Sir,
If there is no change in the way this country is governed, then the prognosis is a very gloomy one for the future of the Kingdom of Eswatini, whose potential is being sacrificed by an apparent lack of human capacity and a mindset starved of scholarship, ideas and innovation, as amply mirrored by the country’s retrogressive and suicidal political system.
If we allow things to continue as normal, there is no chance that this system can address the multiple challenges of a dysfunctional healthcare system, a perennially constricting economy, ever increasing unemployment, deepening poverty, rocketing criminal activity and structural as well as institutional corruption.
VS
Failure
The failure to prioritise electricity power generation, which is the primary vehicle for economic and human development, speaks volumes about the mindsets of the governing minority who have arrogated to themselves the right to think and speak for the people in perpetuity.
Over the years our government has failed to at least suspend money-draining capital projects until such time that the economy is in good shape or government’s cash-flow challenges have improved.

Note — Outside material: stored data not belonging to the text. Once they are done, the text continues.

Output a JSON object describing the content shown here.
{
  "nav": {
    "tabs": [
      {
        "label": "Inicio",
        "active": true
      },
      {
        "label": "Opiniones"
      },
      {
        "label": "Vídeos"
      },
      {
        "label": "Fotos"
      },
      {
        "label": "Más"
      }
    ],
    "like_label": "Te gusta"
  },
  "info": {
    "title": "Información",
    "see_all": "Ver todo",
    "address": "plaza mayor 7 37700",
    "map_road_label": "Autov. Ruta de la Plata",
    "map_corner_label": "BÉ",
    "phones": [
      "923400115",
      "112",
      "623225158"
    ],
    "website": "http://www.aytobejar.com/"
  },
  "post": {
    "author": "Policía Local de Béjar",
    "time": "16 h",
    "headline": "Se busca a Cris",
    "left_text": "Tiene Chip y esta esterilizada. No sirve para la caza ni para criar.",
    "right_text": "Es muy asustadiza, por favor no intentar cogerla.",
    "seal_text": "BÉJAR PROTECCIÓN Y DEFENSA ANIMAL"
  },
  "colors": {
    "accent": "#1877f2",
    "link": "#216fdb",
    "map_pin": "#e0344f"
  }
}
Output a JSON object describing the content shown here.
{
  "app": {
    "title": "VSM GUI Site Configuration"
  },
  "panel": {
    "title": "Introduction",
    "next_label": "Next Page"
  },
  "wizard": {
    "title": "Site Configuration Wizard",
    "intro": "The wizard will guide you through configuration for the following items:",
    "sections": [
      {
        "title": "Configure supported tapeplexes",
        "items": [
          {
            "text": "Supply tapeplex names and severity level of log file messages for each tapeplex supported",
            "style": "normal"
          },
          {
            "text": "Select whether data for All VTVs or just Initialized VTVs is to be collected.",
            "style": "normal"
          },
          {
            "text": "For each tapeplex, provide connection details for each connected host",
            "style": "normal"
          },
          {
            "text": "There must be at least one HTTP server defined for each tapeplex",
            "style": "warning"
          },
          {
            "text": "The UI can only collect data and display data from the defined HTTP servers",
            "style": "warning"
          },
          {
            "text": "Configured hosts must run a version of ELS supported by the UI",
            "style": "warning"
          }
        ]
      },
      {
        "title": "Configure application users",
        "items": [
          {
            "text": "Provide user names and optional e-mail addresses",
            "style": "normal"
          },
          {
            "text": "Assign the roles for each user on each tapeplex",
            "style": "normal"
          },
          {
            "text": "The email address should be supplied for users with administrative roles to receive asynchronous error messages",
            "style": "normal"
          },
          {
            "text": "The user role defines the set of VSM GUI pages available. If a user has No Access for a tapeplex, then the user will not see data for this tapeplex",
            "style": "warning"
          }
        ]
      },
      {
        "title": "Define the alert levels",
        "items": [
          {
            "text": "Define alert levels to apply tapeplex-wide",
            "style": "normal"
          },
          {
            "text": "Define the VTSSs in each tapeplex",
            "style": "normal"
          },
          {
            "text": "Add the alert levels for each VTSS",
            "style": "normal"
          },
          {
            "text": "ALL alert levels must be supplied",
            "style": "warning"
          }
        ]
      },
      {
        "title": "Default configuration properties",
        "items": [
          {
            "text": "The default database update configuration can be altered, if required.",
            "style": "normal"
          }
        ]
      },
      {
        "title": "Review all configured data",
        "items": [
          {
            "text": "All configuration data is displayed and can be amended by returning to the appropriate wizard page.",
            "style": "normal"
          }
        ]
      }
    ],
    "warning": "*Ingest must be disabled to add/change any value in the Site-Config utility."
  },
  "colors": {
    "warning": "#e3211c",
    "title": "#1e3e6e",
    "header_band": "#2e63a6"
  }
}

And this has contributed to the healthcare sector being ineffective, such that it has continuously run out of the necessary medication. And this is one of the many reasons why the people of this country are fed up with the way things are being done in this country. The system of governance is responsible for all the social ills afflicting the nation.
If things do not change for the better, the plunder by the haves while the have-nots suffer will get worse. And this seems to be in sync with Frederic Bastiat when he wrote: “When plunder becomes a way of life for a group of men in a society, over the course of time they create for themselves a legal system that authorises it and a moral code that glorifies it.” Regrettably, that realm Bastiat was referring to is upon us in this kingdom.